IUBio

SV: Capacity of the brain

John F. Nixon jnixon at mindspring.net
Fri Oct 29 11:27:45 EST 1999


On 28 Oct 1999 22:02:18 GMT, perle at cs.tu-berlin.de (Frank Wilde)
wrote:

>>> Yes. The point of the experiment was to demonstrate that there was no other
>>> channel through which the information could have travelled,
>> so,could i interpret this experiment to have "communicated" polarization
>> at a speed grater than light?
>
>My interpretation is that the common source of the photons did equip both
>with respective states (or a superposition of such) which can be thought of
>as saying "if measured this way, behave that way, etc." 

Yes, this explanation has been tried by Einstein himself, as I
understand your position.

You want to check out Bell's Inequality, and the experiments around
it.  Here's a URL to John Baez' FAQ on the issue.

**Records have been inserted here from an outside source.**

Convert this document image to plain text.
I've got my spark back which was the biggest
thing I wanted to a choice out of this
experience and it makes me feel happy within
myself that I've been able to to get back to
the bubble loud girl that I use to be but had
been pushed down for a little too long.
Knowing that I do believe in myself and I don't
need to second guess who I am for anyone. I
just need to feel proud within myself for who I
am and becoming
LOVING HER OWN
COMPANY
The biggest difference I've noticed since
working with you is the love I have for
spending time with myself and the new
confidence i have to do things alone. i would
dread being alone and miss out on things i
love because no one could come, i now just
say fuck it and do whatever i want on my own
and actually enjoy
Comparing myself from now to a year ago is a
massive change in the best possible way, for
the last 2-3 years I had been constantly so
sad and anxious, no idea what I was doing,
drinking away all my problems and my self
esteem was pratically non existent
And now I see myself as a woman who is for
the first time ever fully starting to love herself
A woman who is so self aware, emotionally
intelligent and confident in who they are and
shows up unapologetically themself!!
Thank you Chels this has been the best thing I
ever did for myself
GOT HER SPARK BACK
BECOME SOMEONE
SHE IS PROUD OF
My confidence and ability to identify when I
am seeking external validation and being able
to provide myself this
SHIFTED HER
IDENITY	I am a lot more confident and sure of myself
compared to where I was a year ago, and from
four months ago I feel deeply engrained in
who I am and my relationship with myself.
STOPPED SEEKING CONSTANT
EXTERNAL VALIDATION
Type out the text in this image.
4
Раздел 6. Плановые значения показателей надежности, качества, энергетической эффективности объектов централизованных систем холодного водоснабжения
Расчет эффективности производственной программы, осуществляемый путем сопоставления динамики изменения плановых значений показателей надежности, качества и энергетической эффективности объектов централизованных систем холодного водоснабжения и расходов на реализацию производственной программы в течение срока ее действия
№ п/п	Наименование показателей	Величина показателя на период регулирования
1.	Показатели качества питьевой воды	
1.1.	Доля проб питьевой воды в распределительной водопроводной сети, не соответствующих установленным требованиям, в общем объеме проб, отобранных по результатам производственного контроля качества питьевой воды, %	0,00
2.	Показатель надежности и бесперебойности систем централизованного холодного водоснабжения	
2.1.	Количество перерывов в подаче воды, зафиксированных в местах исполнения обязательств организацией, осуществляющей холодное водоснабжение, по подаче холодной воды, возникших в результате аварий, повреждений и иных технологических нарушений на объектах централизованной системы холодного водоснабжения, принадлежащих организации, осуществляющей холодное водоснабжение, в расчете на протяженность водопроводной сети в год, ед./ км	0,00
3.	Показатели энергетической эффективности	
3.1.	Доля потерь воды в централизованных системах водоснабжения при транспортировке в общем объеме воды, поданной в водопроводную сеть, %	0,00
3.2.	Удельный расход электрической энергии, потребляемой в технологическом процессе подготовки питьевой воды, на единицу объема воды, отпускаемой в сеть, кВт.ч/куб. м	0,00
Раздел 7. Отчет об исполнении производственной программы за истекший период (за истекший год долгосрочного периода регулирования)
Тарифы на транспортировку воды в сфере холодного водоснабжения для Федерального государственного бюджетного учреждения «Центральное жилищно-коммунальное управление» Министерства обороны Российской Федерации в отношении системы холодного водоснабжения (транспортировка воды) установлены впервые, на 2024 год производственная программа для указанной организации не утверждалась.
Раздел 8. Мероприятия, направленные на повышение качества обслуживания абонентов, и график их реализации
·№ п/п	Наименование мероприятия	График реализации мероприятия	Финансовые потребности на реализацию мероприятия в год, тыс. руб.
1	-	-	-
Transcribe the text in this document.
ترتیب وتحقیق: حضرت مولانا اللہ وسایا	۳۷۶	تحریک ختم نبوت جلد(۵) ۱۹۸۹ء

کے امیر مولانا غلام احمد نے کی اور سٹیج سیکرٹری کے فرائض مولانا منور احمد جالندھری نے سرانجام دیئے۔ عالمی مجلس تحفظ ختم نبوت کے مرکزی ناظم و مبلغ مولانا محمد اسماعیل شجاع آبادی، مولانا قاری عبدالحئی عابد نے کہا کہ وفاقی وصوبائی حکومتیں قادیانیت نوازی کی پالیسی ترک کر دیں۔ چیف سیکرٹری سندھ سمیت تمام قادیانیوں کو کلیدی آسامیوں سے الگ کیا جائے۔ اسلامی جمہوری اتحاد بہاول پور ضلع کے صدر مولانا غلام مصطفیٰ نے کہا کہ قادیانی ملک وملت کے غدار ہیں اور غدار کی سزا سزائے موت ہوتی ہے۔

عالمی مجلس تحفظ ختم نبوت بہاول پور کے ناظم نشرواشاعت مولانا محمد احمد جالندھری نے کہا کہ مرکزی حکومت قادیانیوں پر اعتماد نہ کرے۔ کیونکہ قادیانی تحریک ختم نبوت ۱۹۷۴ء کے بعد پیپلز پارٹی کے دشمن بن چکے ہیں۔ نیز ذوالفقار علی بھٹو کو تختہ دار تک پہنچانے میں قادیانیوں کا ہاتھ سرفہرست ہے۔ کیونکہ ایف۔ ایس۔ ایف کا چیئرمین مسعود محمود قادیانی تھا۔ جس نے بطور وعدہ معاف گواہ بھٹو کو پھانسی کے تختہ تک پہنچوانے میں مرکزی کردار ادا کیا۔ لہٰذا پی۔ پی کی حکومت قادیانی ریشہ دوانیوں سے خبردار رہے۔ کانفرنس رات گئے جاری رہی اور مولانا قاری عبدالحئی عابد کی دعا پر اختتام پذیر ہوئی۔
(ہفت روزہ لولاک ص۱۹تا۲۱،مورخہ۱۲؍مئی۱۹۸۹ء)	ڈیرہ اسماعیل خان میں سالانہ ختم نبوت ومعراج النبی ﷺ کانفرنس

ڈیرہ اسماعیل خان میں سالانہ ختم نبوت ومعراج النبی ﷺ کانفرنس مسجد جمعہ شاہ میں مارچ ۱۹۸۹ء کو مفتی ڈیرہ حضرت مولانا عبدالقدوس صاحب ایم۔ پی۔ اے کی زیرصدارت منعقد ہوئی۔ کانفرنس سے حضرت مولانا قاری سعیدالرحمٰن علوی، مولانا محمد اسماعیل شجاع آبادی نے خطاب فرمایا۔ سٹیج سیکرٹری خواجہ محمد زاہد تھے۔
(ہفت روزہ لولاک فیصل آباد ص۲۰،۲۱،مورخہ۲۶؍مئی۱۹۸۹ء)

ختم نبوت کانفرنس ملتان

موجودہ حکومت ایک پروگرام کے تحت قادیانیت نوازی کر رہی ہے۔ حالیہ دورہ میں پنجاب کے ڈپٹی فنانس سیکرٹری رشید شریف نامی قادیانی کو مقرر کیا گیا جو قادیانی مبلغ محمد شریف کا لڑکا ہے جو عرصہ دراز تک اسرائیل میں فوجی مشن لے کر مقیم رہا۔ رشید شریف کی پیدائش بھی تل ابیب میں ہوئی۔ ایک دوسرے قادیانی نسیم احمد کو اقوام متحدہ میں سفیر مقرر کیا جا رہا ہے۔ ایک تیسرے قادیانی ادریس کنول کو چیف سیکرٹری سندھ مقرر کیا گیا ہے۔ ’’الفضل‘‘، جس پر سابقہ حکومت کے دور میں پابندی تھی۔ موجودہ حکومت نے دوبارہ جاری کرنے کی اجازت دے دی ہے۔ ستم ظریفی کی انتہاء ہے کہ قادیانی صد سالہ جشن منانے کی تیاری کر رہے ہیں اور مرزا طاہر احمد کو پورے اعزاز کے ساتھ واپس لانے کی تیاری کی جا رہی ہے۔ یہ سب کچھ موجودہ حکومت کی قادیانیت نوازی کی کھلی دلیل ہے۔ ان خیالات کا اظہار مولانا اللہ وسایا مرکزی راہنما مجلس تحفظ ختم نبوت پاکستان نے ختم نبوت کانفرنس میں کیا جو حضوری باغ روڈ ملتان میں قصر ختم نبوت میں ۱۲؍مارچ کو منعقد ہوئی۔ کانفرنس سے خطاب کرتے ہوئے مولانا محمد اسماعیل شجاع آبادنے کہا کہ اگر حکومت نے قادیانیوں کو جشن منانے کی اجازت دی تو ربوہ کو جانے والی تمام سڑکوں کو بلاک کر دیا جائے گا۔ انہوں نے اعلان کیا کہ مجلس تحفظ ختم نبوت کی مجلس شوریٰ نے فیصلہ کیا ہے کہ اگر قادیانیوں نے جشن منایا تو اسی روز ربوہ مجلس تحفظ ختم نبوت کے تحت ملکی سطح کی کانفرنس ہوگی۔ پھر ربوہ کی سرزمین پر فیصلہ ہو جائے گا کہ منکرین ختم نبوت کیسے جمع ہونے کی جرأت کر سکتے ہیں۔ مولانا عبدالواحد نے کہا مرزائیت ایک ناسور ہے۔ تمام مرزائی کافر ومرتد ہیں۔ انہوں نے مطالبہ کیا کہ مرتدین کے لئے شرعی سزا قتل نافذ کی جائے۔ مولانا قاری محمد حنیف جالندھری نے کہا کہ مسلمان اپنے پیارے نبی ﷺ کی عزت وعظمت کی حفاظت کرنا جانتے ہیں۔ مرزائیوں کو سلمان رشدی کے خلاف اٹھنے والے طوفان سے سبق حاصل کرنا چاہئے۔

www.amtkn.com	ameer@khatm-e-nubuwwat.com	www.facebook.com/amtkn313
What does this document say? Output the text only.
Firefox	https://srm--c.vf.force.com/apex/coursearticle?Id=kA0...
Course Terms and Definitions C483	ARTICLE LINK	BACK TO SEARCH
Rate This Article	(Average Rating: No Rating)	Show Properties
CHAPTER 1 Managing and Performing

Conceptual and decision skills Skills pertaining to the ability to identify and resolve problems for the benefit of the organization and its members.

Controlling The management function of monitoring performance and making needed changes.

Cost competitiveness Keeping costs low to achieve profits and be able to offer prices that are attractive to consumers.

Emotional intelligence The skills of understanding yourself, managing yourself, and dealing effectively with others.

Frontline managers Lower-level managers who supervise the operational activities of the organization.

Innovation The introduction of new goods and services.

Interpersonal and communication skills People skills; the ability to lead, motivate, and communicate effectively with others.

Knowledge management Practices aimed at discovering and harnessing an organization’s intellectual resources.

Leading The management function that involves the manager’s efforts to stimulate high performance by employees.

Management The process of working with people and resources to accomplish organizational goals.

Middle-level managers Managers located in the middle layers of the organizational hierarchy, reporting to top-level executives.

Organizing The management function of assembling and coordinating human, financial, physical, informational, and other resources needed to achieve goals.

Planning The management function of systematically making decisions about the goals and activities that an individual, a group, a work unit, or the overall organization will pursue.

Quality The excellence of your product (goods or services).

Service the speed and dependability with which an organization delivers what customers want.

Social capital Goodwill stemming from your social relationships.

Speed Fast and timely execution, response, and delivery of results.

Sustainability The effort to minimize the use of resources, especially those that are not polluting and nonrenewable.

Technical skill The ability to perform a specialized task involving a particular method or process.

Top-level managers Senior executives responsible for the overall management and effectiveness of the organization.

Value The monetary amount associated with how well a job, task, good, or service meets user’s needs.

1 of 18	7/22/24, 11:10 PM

http://math.ucr.edu/home/baez/physics/bells_inequality.html

>(I'd be grateful though for pointers to actual experimental data showing
> I happened to miss the point. Browsing www.cern.ch didn't lead to anything
> substantial so far. What's the name of that experiment? (Cc: poster as well,
> please, as I don't trust our expire very much.))

The original experiment is, I believe,  A. Aspect, Dalibard, Roger:
"Experimental test of Bell's inequalities using time- varying
analyzers" Physical Review Letters 49 #25, 1804 (20 Dec 1982). 

The FAQ answer above points out that subtle issues in this and
subsequent experiments are still under debate.